The Thursday announcement is based on agency findings made the previous month but only published last week.
The Thursday announcement relaxed previously proposed regulations that would have prevented any musical instrument composed of endangered animal products (like ivory piano keys) to be brought into or taken out of the U.S.
At the same time, though, the agency reenforced proposed regulations that will prevent any individual owner of ivory less than a hundred years old from selling or trading it, unless of course if it is part of a musical instrument.
Other petitioners, like museums seeking the ability to produce exhibitions that include foreign works of art (like ivory that are not musical instruments), were not addressed.
In claiming victory for its lobbying, The League of America Orchestras said the adjustment was “in response to urgent appeals from the League.”
At the same time the revised proposed regulations tightened restrictions on the commercial sale of pianos with ivory keys.
“These regulations … place a burden on the piano industry,” a leading blog contended.
And it might be time to quickly sell your grandma’s ivory on eBay. If current regulations hold to August when officially implemented, individual owners of ivory less than a century old will not be able to trade or sell their products.

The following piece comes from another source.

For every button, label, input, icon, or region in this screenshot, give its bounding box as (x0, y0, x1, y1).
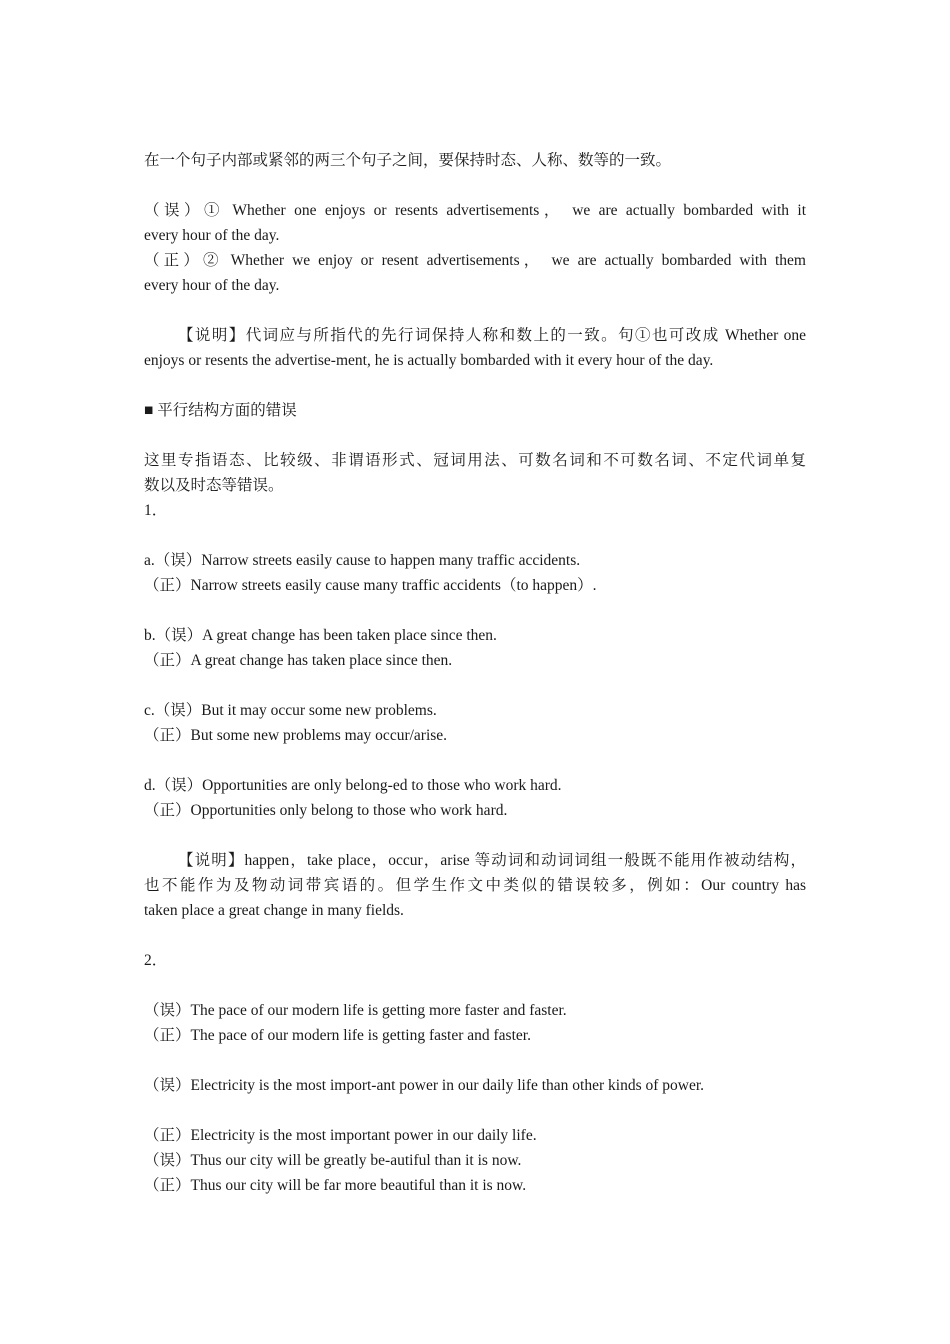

This effects personal ownership of jewelry, for example, and would restrict an estate from liquidating such ivory items in probate. It would also forbid any commercial transactions, such as selling Grandma’s “newer” ivory necklaces on eBay.
The agency has yet to specify, though, how an old piece of ivory can be certified to be more than a hundred years old, and it’s very likely that most individual owners of old ivory will not have adequate documentation to be certified.
This infuriated the increasingly irrational Wall Street Journal which somehow bundled into its ire Botswana’s ban on hunting as well, concluding that these two actions will hasten elephant extinction.
In sum it looks like the August regulations will be pretty tough, stiffing capitalists (Grandma) while ameliorating socialists (community orchestras).
I like this attitude, but I remain skeptical that it will help solve the “elephant problem.” I worry that the increasingly complex regulations further American political interests while distracting real conservationists from the problem that there are too many elephants in our increasingly developed world.
If I’m right and this tedious and laborious march to August regulations is mostly political if a tad ideological, it’s not so bad in an era of center ring political fighting. But don’t forget that Obama had no qualms about issuing the only waiver ever for a Wisconsin politician to kill and import an endangered rhino.
Extracted from the bare knuckles of American politics, I wish Americans would focus more on the real problem: what to do about a contentious elephant population in a world where there are too many elephants.
Real and profound questions like should elephants be culled or poachers executed are much more important than whether Emily sells Grandma’s necklace.